The life of a parent is coping with one thing after another. "It just goes to show you, it's always something" was a line the late Gilda Radner immortalized. And it always will be.

Life is definitely a workout. But challenges and even stress are not necessarily bad for us, provided they are not excessive and long term. It's primarily our attitude toward life's workout that determines whether normal difficulties will promote well-being or disease.

An article in the Dec. 17, 2001, Milwaukee Journal Sentinel reported that "Harvard researchers found that men in their 60s were less likely to develop coronary heart disease, if they had optimistic outlooks on life ... the ones who developed heart disease were largely the ones described by standardized personality tests as pessimistic."

The article pointed out that past studies have evaluated how negative emotions, "such as depression, anxiety, and hopelessness, contribute to the physical decline of a person who is already sick." What is new here is the growing research showing that a positive mental attitude can help maintain good health or be a protection against some disease.

A positive mental attitude does not come naturally to many people. Griping and complaining will always be popular pastimes. Often it takes a conscious effort to develop a positive attitude. Why? Because life is a conveyor belt of various difficulties and problems to be solved.

We don't have control over all the problems that come our way, but we can and do choose our attitude toward those problems. I can believe that I am entitled to a hassle-free life and then be depressed and angry that life refuses to conform to the vacation scenario I have planned. Or I can see the challenges as opportunities for me to continue my workout and increase my overall emotional and spiritual health.
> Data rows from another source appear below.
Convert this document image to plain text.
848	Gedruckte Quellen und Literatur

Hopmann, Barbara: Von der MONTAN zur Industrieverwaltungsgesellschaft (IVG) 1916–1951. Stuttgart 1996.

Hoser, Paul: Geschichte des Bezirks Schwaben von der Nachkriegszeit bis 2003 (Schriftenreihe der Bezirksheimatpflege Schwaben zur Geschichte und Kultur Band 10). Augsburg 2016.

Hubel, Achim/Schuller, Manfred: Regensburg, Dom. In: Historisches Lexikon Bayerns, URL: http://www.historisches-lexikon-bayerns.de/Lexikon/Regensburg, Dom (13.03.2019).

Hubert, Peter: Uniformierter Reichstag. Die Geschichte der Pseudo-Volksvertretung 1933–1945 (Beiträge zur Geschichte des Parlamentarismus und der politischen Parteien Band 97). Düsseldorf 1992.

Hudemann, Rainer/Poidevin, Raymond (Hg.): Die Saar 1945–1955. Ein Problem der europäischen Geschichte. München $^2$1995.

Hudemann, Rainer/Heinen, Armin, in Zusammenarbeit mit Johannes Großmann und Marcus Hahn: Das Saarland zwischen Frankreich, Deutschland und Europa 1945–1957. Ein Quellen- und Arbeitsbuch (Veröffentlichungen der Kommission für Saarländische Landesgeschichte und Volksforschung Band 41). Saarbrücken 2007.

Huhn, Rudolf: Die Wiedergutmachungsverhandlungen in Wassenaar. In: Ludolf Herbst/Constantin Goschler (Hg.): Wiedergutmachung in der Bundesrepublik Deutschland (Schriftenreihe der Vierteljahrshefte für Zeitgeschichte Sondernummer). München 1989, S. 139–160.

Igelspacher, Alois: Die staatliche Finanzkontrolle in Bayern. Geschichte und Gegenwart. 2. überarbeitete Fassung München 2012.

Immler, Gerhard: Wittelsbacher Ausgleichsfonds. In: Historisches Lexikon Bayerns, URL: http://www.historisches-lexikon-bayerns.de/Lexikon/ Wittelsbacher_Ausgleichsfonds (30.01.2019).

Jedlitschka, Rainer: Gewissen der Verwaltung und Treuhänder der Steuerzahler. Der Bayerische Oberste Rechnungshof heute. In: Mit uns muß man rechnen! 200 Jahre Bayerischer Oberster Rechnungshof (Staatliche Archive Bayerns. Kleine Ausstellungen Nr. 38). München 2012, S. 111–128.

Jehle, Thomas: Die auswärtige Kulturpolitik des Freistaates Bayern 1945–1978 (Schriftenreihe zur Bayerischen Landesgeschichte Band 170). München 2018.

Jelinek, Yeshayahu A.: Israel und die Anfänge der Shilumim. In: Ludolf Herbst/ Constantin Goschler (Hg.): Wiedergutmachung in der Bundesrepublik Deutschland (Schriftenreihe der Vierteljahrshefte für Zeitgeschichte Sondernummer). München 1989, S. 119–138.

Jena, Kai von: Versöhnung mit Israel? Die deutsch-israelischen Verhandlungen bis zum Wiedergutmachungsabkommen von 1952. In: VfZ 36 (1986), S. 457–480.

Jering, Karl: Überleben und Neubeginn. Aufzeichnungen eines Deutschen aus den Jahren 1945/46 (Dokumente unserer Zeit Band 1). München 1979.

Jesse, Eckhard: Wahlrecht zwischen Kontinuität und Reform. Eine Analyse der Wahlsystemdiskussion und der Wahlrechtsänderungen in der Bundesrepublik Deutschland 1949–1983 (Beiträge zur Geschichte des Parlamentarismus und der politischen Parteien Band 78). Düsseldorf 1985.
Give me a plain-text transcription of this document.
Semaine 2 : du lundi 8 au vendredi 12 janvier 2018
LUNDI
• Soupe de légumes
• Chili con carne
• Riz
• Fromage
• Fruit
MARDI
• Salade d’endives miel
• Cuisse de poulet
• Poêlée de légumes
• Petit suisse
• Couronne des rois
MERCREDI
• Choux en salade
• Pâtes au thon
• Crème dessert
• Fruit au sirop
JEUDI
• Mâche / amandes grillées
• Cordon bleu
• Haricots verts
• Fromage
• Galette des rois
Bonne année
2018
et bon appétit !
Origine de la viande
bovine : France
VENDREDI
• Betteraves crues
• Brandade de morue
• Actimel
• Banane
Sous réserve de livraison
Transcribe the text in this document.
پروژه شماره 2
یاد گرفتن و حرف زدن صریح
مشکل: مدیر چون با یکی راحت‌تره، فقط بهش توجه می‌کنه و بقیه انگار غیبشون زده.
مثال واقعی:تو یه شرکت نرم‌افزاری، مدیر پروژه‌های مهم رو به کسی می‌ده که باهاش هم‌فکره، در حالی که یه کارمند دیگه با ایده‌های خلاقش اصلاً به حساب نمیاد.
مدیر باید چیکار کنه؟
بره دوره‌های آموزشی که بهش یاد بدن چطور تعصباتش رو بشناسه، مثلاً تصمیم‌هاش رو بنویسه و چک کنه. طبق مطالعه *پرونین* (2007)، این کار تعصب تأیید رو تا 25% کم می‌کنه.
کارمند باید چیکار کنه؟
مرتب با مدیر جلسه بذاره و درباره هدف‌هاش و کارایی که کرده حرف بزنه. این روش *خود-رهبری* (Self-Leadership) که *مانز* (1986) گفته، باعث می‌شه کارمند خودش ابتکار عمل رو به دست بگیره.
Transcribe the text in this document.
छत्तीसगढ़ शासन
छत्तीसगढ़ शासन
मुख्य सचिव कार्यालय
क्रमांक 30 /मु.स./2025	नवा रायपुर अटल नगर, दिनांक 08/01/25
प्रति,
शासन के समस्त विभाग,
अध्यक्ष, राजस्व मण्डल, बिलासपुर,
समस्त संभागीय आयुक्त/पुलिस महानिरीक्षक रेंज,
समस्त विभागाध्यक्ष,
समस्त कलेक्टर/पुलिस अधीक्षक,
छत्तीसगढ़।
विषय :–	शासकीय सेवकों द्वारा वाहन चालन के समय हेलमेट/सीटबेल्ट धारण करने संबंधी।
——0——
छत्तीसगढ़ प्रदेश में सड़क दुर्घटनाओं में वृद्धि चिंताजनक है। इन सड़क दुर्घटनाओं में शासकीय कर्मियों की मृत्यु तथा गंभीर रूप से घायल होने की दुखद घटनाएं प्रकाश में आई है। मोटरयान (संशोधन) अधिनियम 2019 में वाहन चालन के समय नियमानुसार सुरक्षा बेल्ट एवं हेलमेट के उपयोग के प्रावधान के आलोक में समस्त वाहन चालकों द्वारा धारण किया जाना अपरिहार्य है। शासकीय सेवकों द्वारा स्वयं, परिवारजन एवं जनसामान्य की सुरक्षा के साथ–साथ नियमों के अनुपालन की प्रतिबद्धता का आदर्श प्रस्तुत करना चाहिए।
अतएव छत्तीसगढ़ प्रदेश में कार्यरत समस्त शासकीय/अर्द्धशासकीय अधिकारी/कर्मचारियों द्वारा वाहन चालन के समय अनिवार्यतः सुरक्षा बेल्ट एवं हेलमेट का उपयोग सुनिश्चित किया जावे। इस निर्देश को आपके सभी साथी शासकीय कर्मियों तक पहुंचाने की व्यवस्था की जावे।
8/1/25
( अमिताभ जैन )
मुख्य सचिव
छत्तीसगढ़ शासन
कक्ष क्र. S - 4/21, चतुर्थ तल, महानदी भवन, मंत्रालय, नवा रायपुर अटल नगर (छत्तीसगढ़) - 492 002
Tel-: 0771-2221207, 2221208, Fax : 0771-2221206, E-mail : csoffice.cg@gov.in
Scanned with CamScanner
During this past year, one of my work colleagues became a father for the first time. As any parent can tell you, infants can interfere with one of the staples of a good vacation, e.g. rest. I asked him how he was coping with having his sleep interrupted. He replied that he expected it. He was trying to make the most of being awake after midnight. He felt that the benefit of having a new life in the home was worth it.

He did not say that he was enjoying the feeling of sleep deprivation, but rather that caring for a small child was bringing about in him something deeper and more profound than personal comfort.

Popular culture tells us that the universe has been designed for our personal gratification. If I'm not comfortable, the universe owes me. A spiritual perspective tells us that we are here to get our souls in shape. And that's a workout.


(Pankratz is a marriage and family therapist in Catholic Charities Milwaukee regional office.)